For reconstruction, the goal is to find an electronic circuit that accomplishes the sum-of-sincs appearing in \$\eqref{sumofsinc}\$. Since the sinc has an infinite extent in time, it is quite clear that this cannot be exactly realized. Further, forming such a sum of signals even to a reasonable approximation would require multiple sub-circuits, and quickly become very complex. Therefore, usually a much simpler approximation is used: at each sampling instant, a voltage corresponding to the sample value is output, and held constant until the next sampling instant (although see Delta-sigma modulation for an example of an alternative method). This is the zero-order hold, and corresponds to replacing the sinc we used above with the rectangle function \$1/T\mathrm{rect}(t/T - 1/2)\$. Evaluating the convolution $$ (1/T\mathrm{rect}(t/T - 1/2))*\left(\sum_{n = -\infty}^\infty T x[n] \delta(t - n T)\right), $$ using the defining property of the delta function, we see that this indeed results in the classic continuous-time staircase waveform. The factor of \$1/T\$ enters to cancel the \$T\$ introduced in \eqref{discreteft}. That such a factor is needed is also clear from the fact that the units of an impulse response are 1/time.

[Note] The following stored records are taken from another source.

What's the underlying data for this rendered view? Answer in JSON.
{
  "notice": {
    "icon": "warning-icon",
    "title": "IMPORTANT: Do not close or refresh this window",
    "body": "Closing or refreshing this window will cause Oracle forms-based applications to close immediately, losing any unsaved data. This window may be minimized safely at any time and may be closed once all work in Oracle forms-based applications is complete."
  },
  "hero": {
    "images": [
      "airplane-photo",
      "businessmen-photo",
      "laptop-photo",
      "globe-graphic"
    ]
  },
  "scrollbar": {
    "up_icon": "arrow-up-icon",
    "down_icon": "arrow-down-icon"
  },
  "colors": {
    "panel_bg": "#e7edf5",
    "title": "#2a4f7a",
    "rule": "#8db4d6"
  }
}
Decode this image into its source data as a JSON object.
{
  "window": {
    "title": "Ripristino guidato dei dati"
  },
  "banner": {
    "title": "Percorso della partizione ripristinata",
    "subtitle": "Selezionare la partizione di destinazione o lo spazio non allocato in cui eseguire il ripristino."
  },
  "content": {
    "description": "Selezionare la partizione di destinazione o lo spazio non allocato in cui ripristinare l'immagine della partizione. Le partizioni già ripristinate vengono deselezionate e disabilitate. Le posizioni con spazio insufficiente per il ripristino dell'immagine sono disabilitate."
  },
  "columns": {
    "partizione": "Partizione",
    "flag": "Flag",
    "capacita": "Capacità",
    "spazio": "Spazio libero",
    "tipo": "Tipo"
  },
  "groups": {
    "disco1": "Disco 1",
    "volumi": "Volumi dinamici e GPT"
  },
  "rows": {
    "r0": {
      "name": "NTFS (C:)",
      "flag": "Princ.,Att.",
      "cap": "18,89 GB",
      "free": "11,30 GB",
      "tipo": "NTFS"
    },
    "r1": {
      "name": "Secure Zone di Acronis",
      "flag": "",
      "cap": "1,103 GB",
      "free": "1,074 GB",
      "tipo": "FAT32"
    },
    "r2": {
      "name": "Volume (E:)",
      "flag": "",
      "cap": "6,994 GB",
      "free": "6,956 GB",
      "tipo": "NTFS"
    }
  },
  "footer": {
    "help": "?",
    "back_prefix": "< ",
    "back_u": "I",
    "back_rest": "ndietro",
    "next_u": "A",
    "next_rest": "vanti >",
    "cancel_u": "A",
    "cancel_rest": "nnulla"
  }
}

The shift by \$-1/2 T\$ is simply to guarantee causality. This only amounts to a shift of the output by 1/2 sample relative to using \$1/T \mathrm{rect}(1/T)\$ (which may have consequences in real-time systems or when very precise synchronization to external events is needed), which we will ignore in what follows.

Comparing back to \eqref{discreteft}, we have replaced the rectangular function in the frequency domain, which left the baseband entirely untouched and removed all of the higher frequency copies of the spectrum, called images, with the Fourier transform of the function \$1/T \mathrm{rect}(t/T)\$. This is of course $$ \mathrm{sinc}(f/f_s). $$

Note that the logic is somewhat inverted from the ideal case: there we defined our goal, which was to remove the images, in the frequency domain, and derived the consequences in time domain. Here we defined how to reconstruct in the time domain (since that is what we know how to do), and derived the consequences in the frequency domain.

So the result of the zero-order hold is that instead of the rectangular windowing in the frequency domain, we end up with the sinc as a windowing function. Therefore:

  • The frequency response is no longer bandlimited. Rather it decays as \$1/f\$, with the upper frequencies being images of the original signal
  • in the baseband, the response already decays considerably, reaching about -4 dB at \$1/2 f_s\$

Overall, the zero-order hold is used to approximate the time-domain sinc function appearing in the Whittaker-Shannon interpolation formula. When sampling, the similar-looking sample-and-hold is a technical solution to the problem of estimating the instantaneous value of the signal, and does not produce any errors in itself.

Note that no information is lost in the reconstruction either, since we can always filter out the high frequency images after the initial zero-order hold. The gain loss can also be compensated by an inverse sinc filter, either before or after the DAC. So from a more practical point of view, the zero-order hold is used to construct an initial implementable approximation to the ideal reconstruction, which can then be further improved, if necessary.